A good Samaritan in New York has 120 dinner guests -- every night
Munoz funds this program by himself, earmarking roughly half of his $700-per-week paycheck for his unpaid "second job" of preparing food for strangers. In the course of his crusade, he has broken his stove and is using his sister's kitchen to keep up his strict delivery schedule.
The most fascinating thing about Munoz's story is the way that he interprets charity. While many religions stress the spiritual value of helping others, the religious concept of charity is often narrowly focused on those who share -- or are at least willing to entertain -- their religious beliefs.
In many ways, this idea flies directly in the face of Christian concepts of sharing. Throughout the New Testament, Jesus repeatedly breaks bread with tax collectors, prostitutes, foreigners, and other people considered untouchable within his society. But today, few consider the larger significance of these episodes: in Jesus's time, there were few acts more intimate than eating, and his eagerness to share his table with the dregs of humanity spoke volumes about his perspective on social equality.

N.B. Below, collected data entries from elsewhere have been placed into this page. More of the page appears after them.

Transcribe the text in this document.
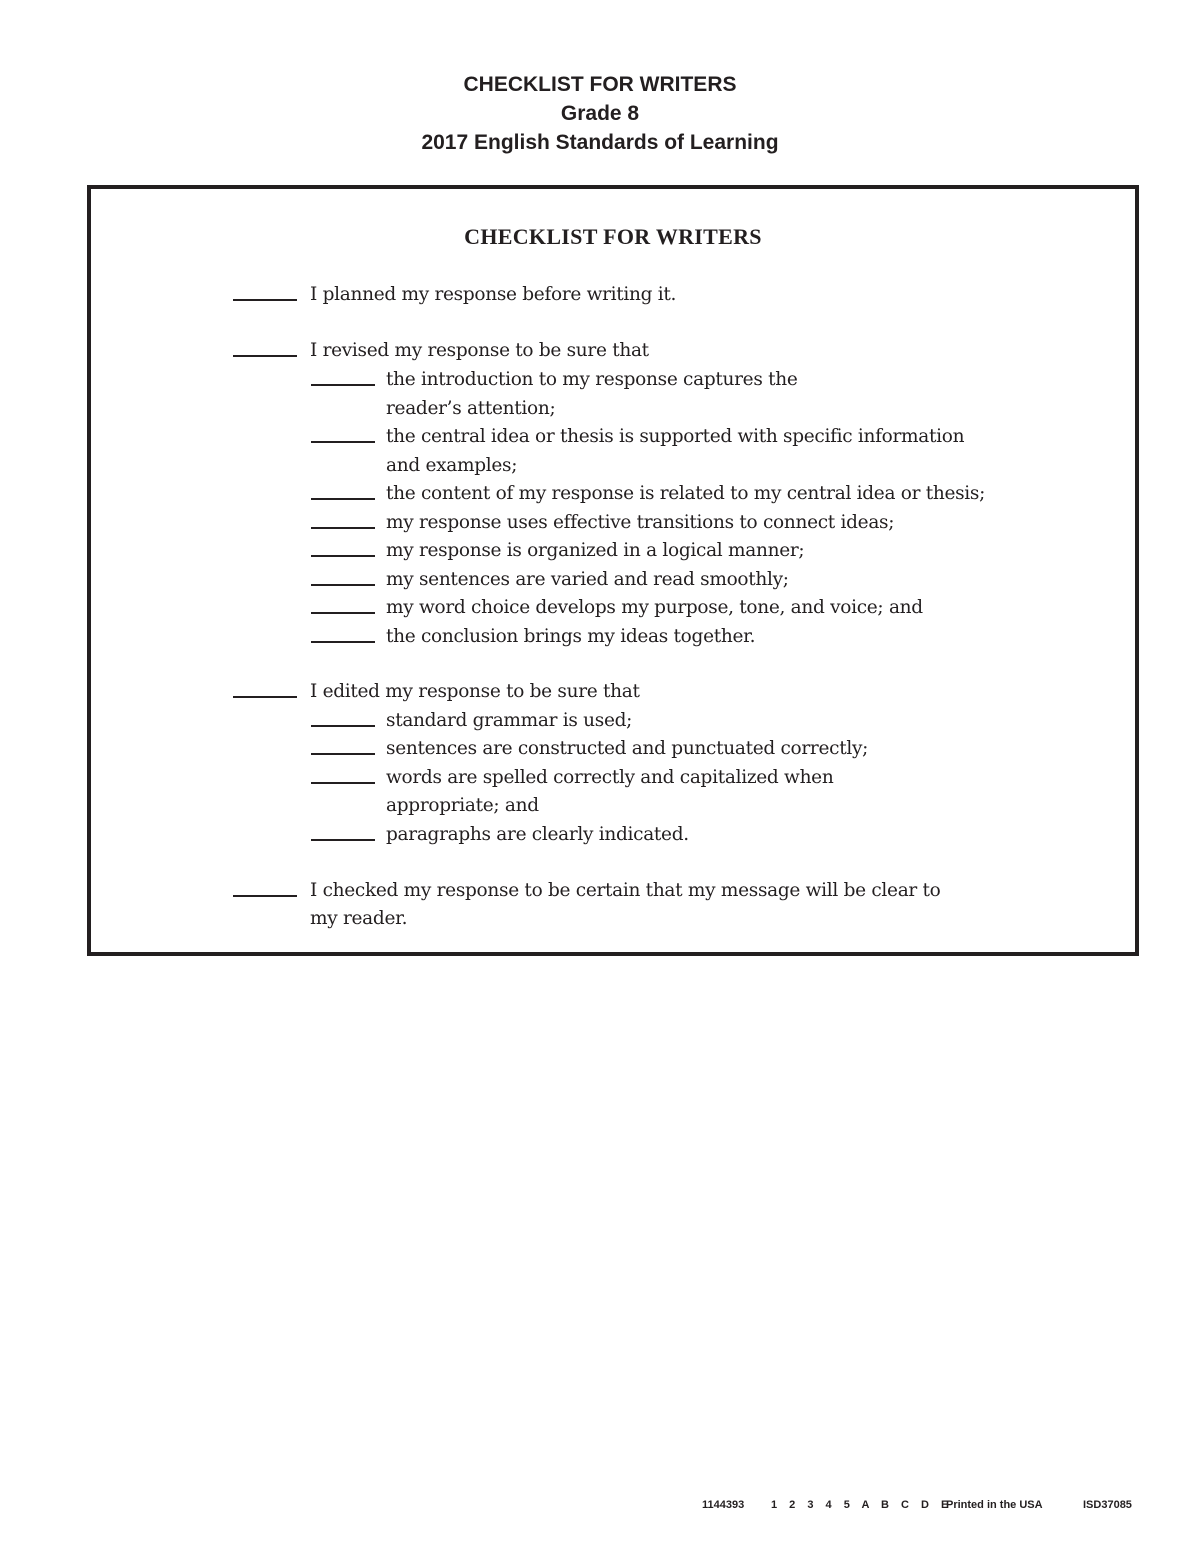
CHECKLIST FOR WRITERS
Grade 8
2017 English Standards of Learning
CHECKLIST FOR WRITERS
I planned my response before writing it.
I revised my response to be sure that
the introduction to my response captures the
reader’s attention;
the central idea or thesis is supported with specific information
and examples;
the content of my response is related to my central idea or thesis;
my response uses effective transitions to connect ideas;
my response is organized in a logical manner;
my sentences are varied and read smoothly;
my word choice develops my purpose, tone, and voice; and
the conclusion brings my ideas together.
I edited my response to be sure that
standard grammar is used;
sentences are constructed and punctuated correctly;
words are spelled correctly and capitalized when
appropriate; and
paragraphs are clearly indicated.
I checked my response to be certain that my message will be clear to
my reader.
1144393 1 2 3 4 5 A B C D E
Printed in the USA	ISD37085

In many ways, the same can be said of contemporary American society. After all, while tolerance and love are regarded as key societal virtues, the idea of inviting a prostitute, an IRS agent, and an al-Qaeda foot soldier to the family's Thanksgiving dinner would strike many as a way to get disinherited. So it's worth noting that Munoz's charity is not based in proselytizing or preaching. He's not attempting to convert Queens's many unfortunates; he simply seeks to feed them.
On a basic level, Munoz's decision to make dinner for 120 derelict strangers every night is not just kind; it constitutes an almost radical belief in shared humanity. Munoz doesn't make one meal for his family and another meal for charity. Instead, he makes 125-145 dinners every night, and serves 120 of them to people outside his household. In a very real way, he brings dozens of strangers into his home on a daily basis. In fact, he still speaks with regret of the one night in which bad weather made it impossible for him to share his food with others.
For the more cynical among us, Munoz's meals suggest some sort of atonement for sin or creative tax write off. In truth, however, his nightly cooking frenzy speaks to something far more revolutionary: the recognition that his fellow diners are, on a fundamental level, also human. From Munoz's perspective, the homeless in Queens deserve the same food, respect, and care that he deserves. And the fact that he intimately enlists his family in caring for all these people draws them still further into his personal circle. Munoz effectively has drawn his family closer together by projecting their love and energies outward.
As the recession swells the ranks of Queens's homeless, and ever-increasing numbers of people find themselves wondering where the next meal will come from, many people may be inspired to recoil from people in need. Whether out of fear that their bad luck may be contagious, or a subliminal recognition that the distance between success and homelessness may be only a couple of paychecks, it's all too easy to turn away from the needs of others. As Jorge Munoz demonstrates, however, the distance between the ability to help and the need to receive help may be no broader and deeper than a plate of food.